Monday, July 17, 2006

Save Lebanon!




A friend and colleague from work is stuck in Lebanon with her two children. A friend and neighbor's 16 year old daughter is in Israel. On both sides, civilians are dying and getting hurt. I do not understand why the US is not calling for an immediate cease-fire!

Israel has the right to defend itself, yes. But why is it not targeting Hizbollah's stash of rockets instead of Lebanon's civilian infrastructure? Why does it think that Lebanon's army (with a weak and divided government behind it) can somehow destroy Hizbollah when the Israelis tried for decades and couldn't do it? Juan Cole this morning tells us:
Israel struck at large numbers of targets on Sunday, and early Monday morning, that had nothing to do with Hezbollah. The far north of Lebanon is Sunni, as is the port of Tripoli, where the Israelis killed a Catholic Lebanese soldier. They also hit factories in north Beirut, not a Shiite area. They bombed a village near Zahle, a notorious center of Greek Orthodox, killing 3 civilians. The Israelis are either not very good shots, since they have murdered 140 civilians since Wednesday and only managed to kill about 17 Lebanese military personnel. Or they just don't give a damn.

Ordinary Israelis do care about the deaths of civilians in Lebanon. At the very end of an article in the New York Times, we are told that 2000 people are demonstrating in the streets of Tel Aviv for an end to the attack on Lebanon. Why doesn't this get more coverage? Helena Cobban noted that within hours of the very first attack 200 people were protesting in front of the Israeli ministry of defense. Gush Shalom, Peace Now party, in Israel reports on on-going protests against the war in Israel(despite high levels of support for the conflict in Israel.) Leaders on both sides seemed gripped by megalomania and grim dreams of destruction. Olmert, stop the collective punishment of the Lebanese people. Nasrallah, stop the (barely guided) rocket attacks. Again, Juan Cole:

Hizbullah's attacks on Israeli civilians are war crimes. The killing of the civilians in Haifa at the train station was a war crime. And threatening to release chemicals from factories on civilian populations is probably a war crime in itself, much less the doing of it.

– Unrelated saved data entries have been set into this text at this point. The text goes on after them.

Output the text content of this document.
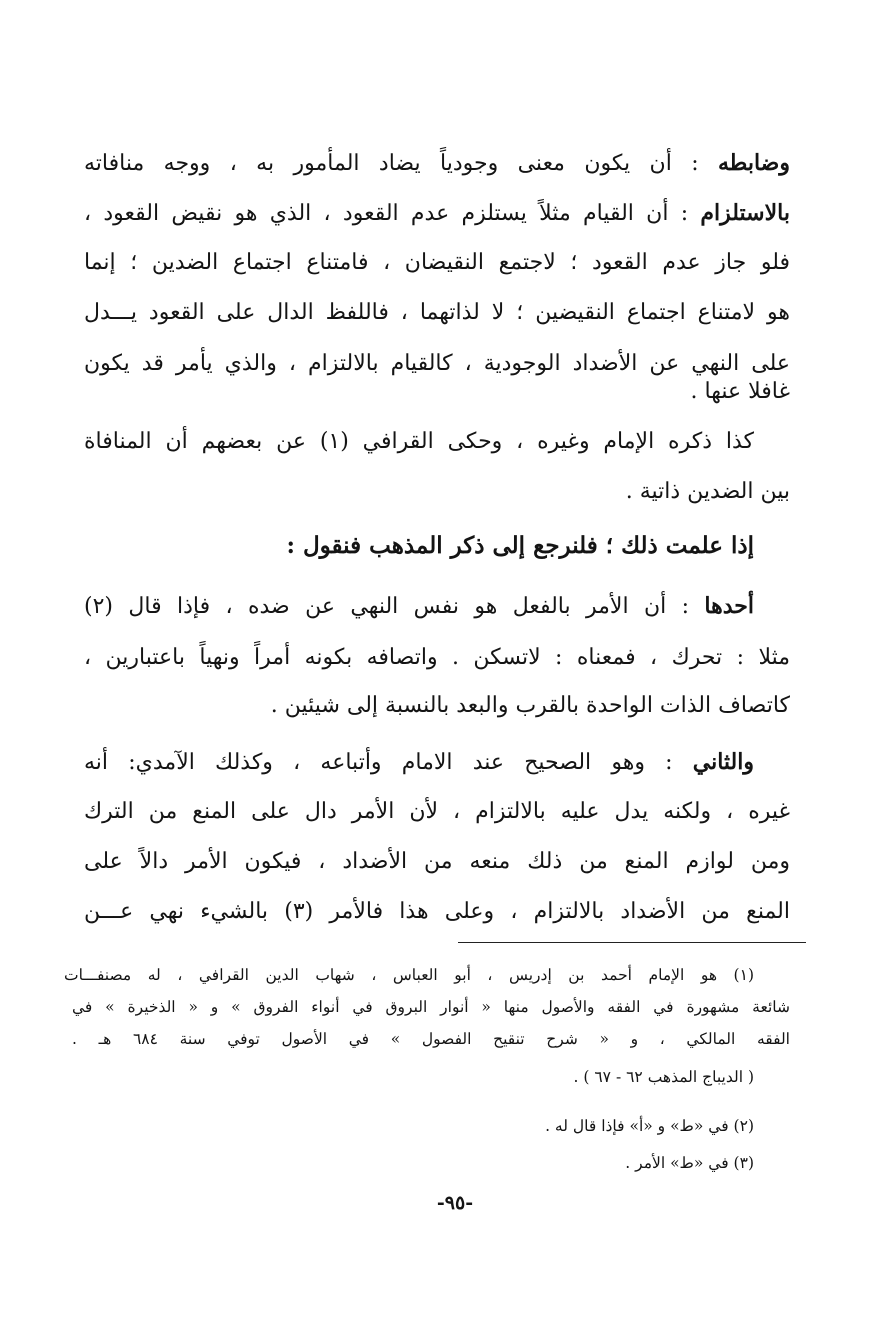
وضابطه : أن يكون معنى وجودياً يضاد المأمور به ، ووجه منافاته
بالاستلزام : أن القيام مثلاً يستلزم عدم القعود ، الذي هو نقيض القعود ،
فلو جاز عدم القعود ؛ لاجتمع النقيضان ، فامتناع اجتماع الضدين ؛ إنما
هو لامتناع اجتماع النقيضين ؛ لا لذاتهما ، فاللفظ الدال على القعود يـــدل
على النهي عن الأضداد الوجودية ، كالقيام بالالتزام ، والذي يأمر قد يكون
غافلا عنها .
كذا ذكره الإمام وغيره ، وحكى القرافي (١) عن بعضهم أن المنافاة
بين الضدين ذاتية .
إذا علمت ذلك ؛ فلنرجع إلى ذكر المذهب فنقول :
أحدها : أن الأمر بالفعل هو نفس النهي عن ضده ، فإذا قال (٢)
مثلا : تحرك ، فمعناه : لاتسكن . واتصافه بكونه أمراً ونهياً باعتبارين ،
كاتصاف الذات الواحدة بالقرب والبعد بالنسبة إلى شيئين .
والثاني : وهو الصحيح عند الامام وأتباعه ، وكذلك الآمدي: أنه
غيره ، ولكنه يدل عليه بالالتزام ، لأن الأمر دال على المنع من الترك
ومن لوازم المنع من ذلك منعه من الأضداد ، فيكون الأمر دالاً على
المنع من الأضداد بالالتزام ، وعلى هذا فالأمر (٣) بالشيء نهي عـــن
(١) هو الإمام أحمد بن إدريس ، أبو العباس ، شهاب الدين القرافي ، له مصنفـــات
شائعة مشهورة في الفقه والأصول منها « أنوار البروق في أنواء الفروق » و « الذخيرة » في
الفقه المالكي ، و « شرح تنقيح الفصول » في الأصول توفي سنة ٦٨٤ هـ .
( الديباج المذهب ٦٢ - ٦٧ ) .
(٢) في «ط» و «أ» فإذا قال له .
(٣) في «ط» الأمر .
-٩٥-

And the circle continues. We have to attack civilians X because they attacked our civilians Y, and so on and so on. On this I will stand with the Vatican:
"As in the past, the Holy See condemns both the terrorist attacks on the one side and the military reprisals on the other." It stated that Israel's right to self-defense "does not exempt it from respecting the norms of international law, especially as regards the protection of civilian populations."

"In particular, the Holy See deplores the attack on Lebanon, a free and sovereign nation."

Let's hope the prayers of the Pope are powerful because I do not have much faith in the diplomatic ability of President Bush or his administration to guide the world through this tight spot.